In my case I wanted to do some measurements of I/O performance so I could compare the old EVA with the new 3PAR SAN. First out was ORION (Oracle IO Numbers). ORION is included with the database software, you'll find it under $ORACLE_HOME/bin. Or you can download it from page I just linked to. The general idea with ORION is that it executes more or less the same code path as the Oracle database does when doing I/O. There is no application testing involved, just a bunch of I/O operations thrown against your storage. You can test small and large I/O to simulate the load from OLTP, DSS, or mixed environments. ORION is supported on several platforms including Windows.
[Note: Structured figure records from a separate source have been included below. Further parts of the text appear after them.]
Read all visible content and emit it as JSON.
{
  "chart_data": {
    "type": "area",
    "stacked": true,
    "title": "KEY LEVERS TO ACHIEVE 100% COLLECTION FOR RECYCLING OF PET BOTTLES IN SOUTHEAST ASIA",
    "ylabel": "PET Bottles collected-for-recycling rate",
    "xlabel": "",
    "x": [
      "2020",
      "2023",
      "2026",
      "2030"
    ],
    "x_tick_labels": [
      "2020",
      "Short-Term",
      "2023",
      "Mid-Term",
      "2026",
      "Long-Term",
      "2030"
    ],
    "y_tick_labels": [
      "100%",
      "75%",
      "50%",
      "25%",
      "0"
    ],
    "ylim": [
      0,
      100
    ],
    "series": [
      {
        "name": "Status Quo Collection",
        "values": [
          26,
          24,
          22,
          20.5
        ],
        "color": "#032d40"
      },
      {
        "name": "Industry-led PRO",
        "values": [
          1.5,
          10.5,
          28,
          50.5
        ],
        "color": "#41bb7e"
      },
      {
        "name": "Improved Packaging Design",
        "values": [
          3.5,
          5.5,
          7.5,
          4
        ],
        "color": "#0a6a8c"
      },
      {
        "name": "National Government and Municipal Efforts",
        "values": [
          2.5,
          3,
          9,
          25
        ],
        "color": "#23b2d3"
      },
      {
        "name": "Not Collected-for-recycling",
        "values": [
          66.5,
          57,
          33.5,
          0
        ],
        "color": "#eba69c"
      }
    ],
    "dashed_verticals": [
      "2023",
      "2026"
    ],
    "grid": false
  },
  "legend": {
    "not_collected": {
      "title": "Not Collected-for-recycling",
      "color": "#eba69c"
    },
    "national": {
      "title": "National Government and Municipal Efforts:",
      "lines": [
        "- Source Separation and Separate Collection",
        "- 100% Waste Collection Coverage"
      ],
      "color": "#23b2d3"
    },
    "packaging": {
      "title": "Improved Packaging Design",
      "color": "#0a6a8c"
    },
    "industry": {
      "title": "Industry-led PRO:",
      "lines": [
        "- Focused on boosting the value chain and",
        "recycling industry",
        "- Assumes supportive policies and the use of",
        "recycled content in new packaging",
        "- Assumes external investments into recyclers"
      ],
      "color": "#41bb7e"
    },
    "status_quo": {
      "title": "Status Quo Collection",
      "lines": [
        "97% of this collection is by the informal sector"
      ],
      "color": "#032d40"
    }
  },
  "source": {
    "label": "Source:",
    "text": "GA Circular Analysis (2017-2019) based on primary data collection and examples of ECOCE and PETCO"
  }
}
ORION reports latency (in microseconds), throughput (megabytes pr second), and I/O operations per second (IOPS). The results are written to text files in CSV format that can easily be imported to Excel for easy visualizations (or much better, imported to your precious database and devoured with Apex).
I tried to have SLOB work from Windows, but couldn't find an easy way to replace the semaphore mechanism Closson used on Unix to start all sessions at once. I could have written some in Java or other, but I really didn't have the time and it seemed to be an over-kill.
Next out was Hammerora. It uses Tcl/Tk to run and is also supported on various platforms, but it was very unstable on the Windows 7 32-bit I was using. It would run for a while and suddenly at a random point (sometimes after many minutes of testing) encounter an error with Tcl/Tk needing a restart. Think this was caused by the combination of the OS and Tcl/Tk.
Really wanting to test both SLOB and Hammerora I installed VirtualBox on the PC and started with Hammerora there. Graphs and numbers coming this week, but in general the results from last week was that ORION indicated stable and consistent better performance on the 3PAR with less erratic pattern. Hammerora actually reported better results from VBox than when running directly from host OS (Windows 7). Depending on how much idle time I'll have the coming weeks I'll try out SLOB, Swingbench and more trying to compare the two SANs.